Comment by bradly

Comment by bradly 2 days ago

6 replies

Steve Jobs passed away the day after Siri’s release, and I don’t think anyone else had the confidence and internal credibility to push the hard organizational changes Siri needed, similar to when he moved Apple to a single P&L when he returned.

raw_anon_1111 a day ago

Until LLMs came along, there wasn’t much you could do to improve Siri’s underlying technology. You could throw a thousand monkeys at to add more phrases it could match on and improve the interface to let you know what you could do. But that’s about it.

  • elAhmo 21 hours ago

    If someone has the resources to do this, it is Apple. For a product that can be used by billions of people, having an engineer dedicated to a single intent wouldn't be that wasteful :D

  • bradly a day ago

    LLMs would help a lot, but there was a lot of low hanging fruit. During my time at Apple I worked on some of the evaluation of Siri's quality and saw first hand how the org issues affected Siri's path forward.

    • raw_anon_1111 a day ago

      Now I’m curious. What could have been improved about Siri other than “bringing in 1000 monkeys” to add more phrases for intent matching before LLMs?

      • bradly a day ago

        Good question. While I had a fairly narrow view of a very large system, I'll give my personal perspective.

        I worked on systems for evaluating the quality of models over time and for evaluating the quality of new models before release to understand how the new models would perform compared to current models once in the wild. It was difficult to get Siri to use these tools that were outside of their org. While this wouldn't solve the breadth of Siri's functionality issues, it would have helped improve the overall user experience with the existing Siri features to avoid the seemingly reduction of quality over time.
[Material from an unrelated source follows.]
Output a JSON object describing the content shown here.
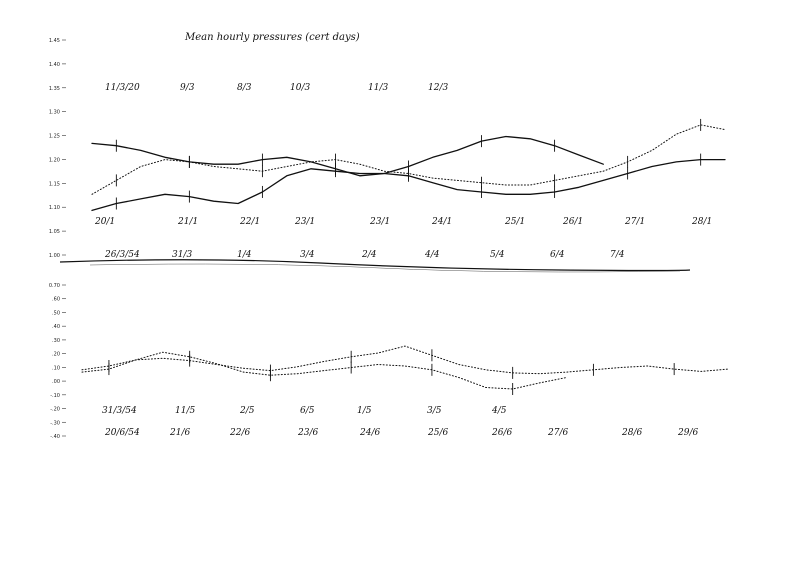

        Secondly, and admittedly farther from where I was... Apple could have started the move from ML models to LLMs much sooner. The underlying technology for LLMs started gaining popularity in papers and research quite a few years ago, and there was a real problem of each team developing their own ML models for search, similarity, recommendations, etc that were quite large and that became a problem for mobile device delivery and storage. If leadership had a way to bring the orgs together they may have landed on LLMs much sooner.

        • raw_anon_1111 19 hours ago

          Despite my positive experience between building systems based on intent recognition and how much better LLMs are than “1000 monkeys”, it seems like the two examples we have of LLM backed assistants - Google and Amazon - that it made them worse from reports.

          I don’t know why that is from a technical level.